Prison Bible studies change lives

Salvation Army prison ministry is alive and well in the form of Bible correspondence courses available through the Extension Studies bureau, a group of dedicated staff and volunteers under the direction of Major Faye Nishimura. The courses are sent to prisoners, who return them for grading and individual feedback.

Approximately 500 federal and state prisons participate in the West, with 21,340 students enrolled since 1993. With lessons available in both Spanish and English, the ministry continues to grow. In 2004 alone, more than 33,000 Bible lessons were graded by Nishimura’s team, which includes four employees and 60 volunteers.

Why do they do it? “Our mission,” according to Nishimura, “is to encourage Bible learning and spiritual growth by making Bible study material readily available to men and women in correctional facilities”–– but it is more than that. Graders take a personal interest in their students; birthday cards, Christmas cards, and letters of encouragement are a natural outflow of this ministry.

Grader Lou Schutzenberger, was “recruited” nine years ago. As a retiree, he admits that there’s no shortage of things for him to do, but he’s “a strong believer in individual people trying to make the world a better place to live.” Volunteering in the Army’s Bible correspondence program for prison inmates is Lou’s way of doing just that.
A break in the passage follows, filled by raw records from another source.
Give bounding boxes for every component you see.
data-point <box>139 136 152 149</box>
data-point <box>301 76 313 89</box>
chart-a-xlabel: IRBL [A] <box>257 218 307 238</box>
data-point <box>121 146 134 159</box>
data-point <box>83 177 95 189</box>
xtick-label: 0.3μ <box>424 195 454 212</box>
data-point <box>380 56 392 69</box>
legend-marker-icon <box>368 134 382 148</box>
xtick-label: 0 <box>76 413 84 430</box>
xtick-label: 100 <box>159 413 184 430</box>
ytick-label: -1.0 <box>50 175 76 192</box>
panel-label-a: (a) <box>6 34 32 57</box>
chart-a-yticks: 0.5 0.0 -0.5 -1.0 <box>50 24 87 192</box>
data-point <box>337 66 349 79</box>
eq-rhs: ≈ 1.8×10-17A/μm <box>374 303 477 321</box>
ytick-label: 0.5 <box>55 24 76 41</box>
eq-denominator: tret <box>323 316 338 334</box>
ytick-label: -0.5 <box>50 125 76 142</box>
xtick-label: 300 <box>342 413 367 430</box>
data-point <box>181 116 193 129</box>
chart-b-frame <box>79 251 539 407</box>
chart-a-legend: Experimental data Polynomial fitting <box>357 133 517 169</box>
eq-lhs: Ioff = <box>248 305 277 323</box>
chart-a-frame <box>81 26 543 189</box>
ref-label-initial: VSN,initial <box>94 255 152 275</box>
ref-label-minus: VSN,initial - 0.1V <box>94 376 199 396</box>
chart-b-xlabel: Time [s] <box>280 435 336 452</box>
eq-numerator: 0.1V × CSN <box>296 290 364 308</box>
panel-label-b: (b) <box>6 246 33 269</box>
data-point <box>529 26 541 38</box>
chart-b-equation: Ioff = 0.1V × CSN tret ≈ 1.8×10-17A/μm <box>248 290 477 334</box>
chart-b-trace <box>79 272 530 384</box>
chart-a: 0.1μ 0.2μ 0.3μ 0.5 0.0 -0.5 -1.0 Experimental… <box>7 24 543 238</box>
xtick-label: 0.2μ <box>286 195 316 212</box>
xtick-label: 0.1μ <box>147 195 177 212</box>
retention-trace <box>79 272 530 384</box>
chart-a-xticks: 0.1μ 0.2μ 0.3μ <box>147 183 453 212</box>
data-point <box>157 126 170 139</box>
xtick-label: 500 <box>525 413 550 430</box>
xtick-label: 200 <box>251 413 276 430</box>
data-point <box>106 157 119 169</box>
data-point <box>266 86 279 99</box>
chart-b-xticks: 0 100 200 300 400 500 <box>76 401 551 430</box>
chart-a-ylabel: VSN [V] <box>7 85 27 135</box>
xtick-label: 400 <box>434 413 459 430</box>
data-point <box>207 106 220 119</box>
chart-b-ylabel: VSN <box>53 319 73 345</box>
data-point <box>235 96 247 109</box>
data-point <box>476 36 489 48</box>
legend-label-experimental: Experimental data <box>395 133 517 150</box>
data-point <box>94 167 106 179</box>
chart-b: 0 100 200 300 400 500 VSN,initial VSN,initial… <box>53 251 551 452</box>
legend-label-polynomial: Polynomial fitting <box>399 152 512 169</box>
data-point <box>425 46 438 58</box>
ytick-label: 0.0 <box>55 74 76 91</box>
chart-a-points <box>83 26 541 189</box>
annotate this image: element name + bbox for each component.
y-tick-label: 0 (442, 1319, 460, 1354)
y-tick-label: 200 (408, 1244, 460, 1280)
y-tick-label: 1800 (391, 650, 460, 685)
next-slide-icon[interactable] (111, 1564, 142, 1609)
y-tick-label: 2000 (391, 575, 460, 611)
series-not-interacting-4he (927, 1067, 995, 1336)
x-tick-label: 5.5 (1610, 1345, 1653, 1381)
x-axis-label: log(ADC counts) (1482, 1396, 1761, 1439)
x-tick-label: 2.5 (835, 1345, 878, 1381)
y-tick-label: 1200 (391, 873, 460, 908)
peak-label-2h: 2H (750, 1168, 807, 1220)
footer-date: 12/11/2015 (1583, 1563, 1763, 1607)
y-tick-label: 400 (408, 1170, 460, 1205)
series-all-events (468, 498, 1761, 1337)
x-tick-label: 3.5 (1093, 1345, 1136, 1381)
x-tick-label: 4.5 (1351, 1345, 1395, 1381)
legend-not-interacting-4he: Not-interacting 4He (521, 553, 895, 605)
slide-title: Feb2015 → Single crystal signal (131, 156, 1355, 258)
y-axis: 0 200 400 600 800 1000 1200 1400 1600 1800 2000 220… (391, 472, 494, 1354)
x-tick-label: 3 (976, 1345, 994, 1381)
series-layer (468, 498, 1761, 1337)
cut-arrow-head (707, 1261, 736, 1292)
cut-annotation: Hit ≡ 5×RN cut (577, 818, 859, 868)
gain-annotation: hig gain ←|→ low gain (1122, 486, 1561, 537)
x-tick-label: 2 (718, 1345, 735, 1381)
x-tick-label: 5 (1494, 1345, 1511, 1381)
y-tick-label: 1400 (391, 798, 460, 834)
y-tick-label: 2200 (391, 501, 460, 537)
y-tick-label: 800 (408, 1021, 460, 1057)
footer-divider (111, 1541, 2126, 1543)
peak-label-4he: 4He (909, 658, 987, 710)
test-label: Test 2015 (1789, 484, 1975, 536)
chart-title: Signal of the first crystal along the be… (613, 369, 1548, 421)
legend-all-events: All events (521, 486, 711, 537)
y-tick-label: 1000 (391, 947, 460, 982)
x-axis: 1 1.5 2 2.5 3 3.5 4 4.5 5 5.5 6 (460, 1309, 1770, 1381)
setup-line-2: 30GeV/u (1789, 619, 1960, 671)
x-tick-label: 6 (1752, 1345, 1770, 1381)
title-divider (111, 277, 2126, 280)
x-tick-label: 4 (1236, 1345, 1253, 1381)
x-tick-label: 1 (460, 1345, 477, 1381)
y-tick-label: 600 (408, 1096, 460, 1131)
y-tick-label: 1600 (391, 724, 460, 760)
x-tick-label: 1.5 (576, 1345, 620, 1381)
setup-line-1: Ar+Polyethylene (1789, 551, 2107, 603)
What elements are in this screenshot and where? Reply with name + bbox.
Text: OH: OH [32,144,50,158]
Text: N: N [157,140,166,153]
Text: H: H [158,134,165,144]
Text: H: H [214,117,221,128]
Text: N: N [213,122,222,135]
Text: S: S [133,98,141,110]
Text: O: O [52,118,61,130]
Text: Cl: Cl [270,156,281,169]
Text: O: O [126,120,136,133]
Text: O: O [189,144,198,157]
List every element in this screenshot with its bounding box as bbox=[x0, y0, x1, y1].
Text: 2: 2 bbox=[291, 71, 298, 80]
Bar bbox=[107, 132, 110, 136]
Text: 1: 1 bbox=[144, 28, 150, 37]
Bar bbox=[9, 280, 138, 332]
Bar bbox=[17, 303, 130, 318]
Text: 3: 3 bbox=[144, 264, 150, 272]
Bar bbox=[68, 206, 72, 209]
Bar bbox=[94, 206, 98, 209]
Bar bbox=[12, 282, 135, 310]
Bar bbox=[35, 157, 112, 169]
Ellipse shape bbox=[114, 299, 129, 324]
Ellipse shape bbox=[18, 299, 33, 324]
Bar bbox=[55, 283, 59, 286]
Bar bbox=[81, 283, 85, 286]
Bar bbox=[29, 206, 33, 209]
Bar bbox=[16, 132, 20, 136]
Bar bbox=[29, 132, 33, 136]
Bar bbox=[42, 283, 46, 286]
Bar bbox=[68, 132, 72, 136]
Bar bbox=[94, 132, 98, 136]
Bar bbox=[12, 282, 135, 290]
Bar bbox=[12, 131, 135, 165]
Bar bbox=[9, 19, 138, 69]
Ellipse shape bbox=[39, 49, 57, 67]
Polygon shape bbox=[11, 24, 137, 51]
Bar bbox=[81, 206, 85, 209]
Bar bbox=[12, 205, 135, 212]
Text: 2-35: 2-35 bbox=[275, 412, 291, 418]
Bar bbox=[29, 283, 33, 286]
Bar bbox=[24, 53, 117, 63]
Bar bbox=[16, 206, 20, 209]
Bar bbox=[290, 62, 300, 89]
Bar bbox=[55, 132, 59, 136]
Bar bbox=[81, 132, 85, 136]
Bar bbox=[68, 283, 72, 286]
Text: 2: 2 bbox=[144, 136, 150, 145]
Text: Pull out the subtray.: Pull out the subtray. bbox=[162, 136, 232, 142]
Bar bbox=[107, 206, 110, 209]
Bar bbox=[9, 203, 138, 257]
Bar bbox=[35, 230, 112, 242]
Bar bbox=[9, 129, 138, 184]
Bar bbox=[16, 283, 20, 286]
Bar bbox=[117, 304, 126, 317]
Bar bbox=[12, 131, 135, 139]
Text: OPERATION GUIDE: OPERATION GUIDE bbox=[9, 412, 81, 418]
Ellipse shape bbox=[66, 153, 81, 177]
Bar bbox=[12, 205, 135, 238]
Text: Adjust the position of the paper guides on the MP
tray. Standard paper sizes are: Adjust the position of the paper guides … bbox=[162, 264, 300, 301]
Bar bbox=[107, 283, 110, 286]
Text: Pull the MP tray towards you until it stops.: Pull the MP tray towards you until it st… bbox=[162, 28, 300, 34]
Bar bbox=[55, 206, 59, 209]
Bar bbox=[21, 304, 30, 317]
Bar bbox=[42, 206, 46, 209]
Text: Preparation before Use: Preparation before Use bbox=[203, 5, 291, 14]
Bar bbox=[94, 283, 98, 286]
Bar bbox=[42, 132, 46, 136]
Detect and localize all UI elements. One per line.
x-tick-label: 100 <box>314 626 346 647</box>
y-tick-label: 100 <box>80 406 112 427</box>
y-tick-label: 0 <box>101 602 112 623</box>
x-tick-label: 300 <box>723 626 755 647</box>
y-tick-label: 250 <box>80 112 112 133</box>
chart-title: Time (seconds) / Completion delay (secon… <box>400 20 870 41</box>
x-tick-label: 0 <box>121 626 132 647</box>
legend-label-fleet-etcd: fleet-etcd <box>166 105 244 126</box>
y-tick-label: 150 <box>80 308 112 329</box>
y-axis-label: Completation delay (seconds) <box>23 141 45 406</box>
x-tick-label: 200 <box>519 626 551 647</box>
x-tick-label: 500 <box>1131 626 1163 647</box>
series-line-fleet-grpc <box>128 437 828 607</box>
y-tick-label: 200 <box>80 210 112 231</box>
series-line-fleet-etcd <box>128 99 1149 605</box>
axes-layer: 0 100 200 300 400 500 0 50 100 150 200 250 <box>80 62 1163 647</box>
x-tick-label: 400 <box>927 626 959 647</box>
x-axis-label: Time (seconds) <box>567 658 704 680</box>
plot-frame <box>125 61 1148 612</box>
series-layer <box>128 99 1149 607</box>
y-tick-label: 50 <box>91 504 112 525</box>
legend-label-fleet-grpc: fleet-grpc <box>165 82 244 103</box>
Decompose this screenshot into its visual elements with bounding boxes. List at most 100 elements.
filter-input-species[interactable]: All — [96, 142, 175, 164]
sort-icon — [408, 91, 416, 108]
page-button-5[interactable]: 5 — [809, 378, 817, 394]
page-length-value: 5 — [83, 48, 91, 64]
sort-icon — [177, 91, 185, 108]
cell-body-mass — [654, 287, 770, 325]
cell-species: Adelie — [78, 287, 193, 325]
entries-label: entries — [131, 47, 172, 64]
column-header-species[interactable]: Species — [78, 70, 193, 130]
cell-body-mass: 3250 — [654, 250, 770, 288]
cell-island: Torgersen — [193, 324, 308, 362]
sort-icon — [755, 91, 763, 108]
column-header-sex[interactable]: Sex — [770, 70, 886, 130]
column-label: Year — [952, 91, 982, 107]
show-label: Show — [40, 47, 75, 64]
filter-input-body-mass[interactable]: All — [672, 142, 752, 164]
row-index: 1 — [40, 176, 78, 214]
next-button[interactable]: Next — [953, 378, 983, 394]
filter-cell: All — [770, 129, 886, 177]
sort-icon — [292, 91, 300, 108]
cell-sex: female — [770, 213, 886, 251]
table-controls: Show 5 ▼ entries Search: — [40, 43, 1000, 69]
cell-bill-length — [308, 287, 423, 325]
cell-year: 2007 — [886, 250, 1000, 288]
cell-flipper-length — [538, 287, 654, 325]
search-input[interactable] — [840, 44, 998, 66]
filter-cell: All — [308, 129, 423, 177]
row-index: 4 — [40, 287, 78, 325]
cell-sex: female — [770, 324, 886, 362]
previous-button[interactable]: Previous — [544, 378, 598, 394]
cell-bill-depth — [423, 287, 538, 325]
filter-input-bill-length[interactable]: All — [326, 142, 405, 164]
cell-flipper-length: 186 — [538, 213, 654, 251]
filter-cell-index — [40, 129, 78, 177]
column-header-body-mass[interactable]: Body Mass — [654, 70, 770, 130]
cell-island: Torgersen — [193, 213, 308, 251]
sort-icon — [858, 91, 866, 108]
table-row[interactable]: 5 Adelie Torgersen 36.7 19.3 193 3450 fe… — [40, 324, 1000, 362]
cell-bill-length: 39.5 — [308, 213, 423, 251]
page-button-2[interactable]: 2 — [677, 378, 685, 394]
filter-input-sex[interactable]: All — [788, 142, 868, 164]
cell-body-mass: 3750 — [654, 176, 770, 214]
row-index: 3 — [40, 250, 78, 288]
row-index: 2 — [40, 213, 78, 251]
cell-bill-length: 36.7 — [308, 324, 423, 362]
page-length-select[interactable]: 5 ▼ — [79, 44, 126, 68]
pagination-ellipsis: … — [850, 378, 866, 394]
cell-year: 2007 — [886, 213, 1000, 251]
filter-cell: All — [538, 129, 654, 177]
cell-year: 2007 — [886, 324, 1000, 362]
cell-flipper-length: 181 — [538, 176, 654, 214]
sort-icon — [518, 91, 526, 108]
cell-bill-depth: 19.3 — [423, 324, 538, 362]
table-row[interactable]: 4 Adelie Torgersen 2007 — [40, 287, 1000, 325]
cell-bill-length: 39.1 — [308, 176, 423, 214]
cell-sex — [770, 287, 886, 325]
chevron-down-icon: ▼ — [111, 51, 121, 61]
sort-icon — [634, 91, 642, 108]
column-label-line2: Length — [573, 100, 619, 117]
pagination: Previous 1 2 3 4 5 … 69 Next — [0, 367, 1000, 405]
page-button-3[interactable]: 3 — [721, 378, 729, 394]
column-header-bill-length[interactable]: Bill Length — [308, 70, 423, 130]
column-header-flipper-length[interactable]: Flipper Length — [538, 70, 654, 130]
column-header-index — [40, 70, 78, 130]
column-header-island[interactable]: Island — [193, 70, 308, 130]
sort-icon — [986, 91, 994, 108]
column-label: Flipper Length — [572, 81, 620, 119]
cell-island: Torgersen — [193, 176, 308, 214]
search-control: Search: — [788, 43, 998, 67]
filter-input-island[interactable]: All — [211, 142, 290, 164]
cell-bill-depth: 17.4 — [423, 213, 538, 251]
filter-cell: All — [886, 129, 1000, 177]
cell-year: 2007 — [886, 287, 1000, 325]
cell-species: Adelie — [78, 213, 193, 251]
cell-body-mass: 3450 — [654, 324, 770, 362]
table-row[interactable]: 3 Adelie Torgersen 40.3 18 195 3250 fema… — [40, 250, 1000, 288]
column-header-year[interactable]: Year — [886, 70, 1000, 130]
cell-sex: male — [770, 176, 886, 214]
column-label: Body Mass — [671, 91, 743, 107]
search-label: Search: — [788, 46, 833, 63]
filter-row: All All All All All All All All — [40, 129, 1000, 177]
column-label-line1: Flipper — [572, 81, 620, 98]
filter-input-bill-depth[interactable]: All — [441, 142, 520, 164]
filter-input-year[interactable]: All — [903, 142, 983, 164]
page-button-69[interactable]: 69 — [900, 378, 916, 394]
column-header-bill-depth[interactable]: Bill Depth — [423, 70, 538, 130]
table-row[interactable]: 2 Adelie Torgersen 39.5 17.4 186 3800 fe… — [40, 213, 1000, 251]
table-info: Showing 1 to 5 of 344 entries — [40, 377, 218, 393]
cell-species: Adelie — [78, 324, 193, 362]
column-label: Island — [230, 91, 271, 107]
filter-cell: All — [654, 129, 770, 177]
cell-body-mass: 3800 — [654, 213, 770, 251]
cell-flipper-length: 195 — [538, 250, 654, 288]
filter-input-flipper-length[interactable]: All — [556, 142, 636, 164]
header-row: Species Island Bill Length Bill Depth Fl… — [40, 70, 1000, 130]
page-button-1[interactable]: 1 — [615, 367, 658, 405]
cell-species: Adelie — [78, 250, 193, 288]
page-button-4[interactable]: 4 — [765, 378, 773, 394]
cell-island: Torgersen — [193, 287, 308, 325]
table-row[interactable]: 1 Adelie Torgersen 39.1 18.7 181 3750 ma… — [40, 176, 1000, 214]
In addition to grading lessons, Lou, like many of the volunteers, takes an active role in prison visitation. He is a believer in the program. “Many penologists and jailers don’t believe in rehabilitation. We do! We’ve seen hundreds of inmates who have expressed a deep, loving commitment to Jesus Christ. Some even hope to go into prison chaplain service when released…We in Extension Studies are able to touch lives in a dramatic way. We are able to bear witness to the power of Jesus Christ and to the personal satisfaction of a law abiding, responsible way of life.”

For Jan Fleming, the ministry she found as a Bible study lessons grader is “a beautiful gift.” Her own daughter is a deputy sheriff in Phoenix, Arizona with oversight of a dormitory of 140 women inmates. Both mother and daughter realize the possibility for influence on prisoners. Fleming shares that her experience with the Extension Studies program is “a daily blessing.” The inmates are more than names. Fleming “relates to them as a friend…Prayer requests are noted and special words of encouragement are written to them.”

As an incentive to stick with the program, students receive certificates and award Bibles, concordances or Bible dictionaries upon course completion. In addition to traditional correspondence lessons, an illustrated comic book is also available as an alternative teaching tool. The impact of this ministry is reflected in the cards and letters of gratitude received from prisoners, says Nishimura. “For some this is the only contact that an inmate has, and it becomes a precious lifeline, the difference between despair and hope.”

While the West serves as the national project manager for the Bible lessons used in Army correspondence courses across the country, each US territory provides lessons to prisoners in their respective states and can be contacted through the four Territorial Headquarters.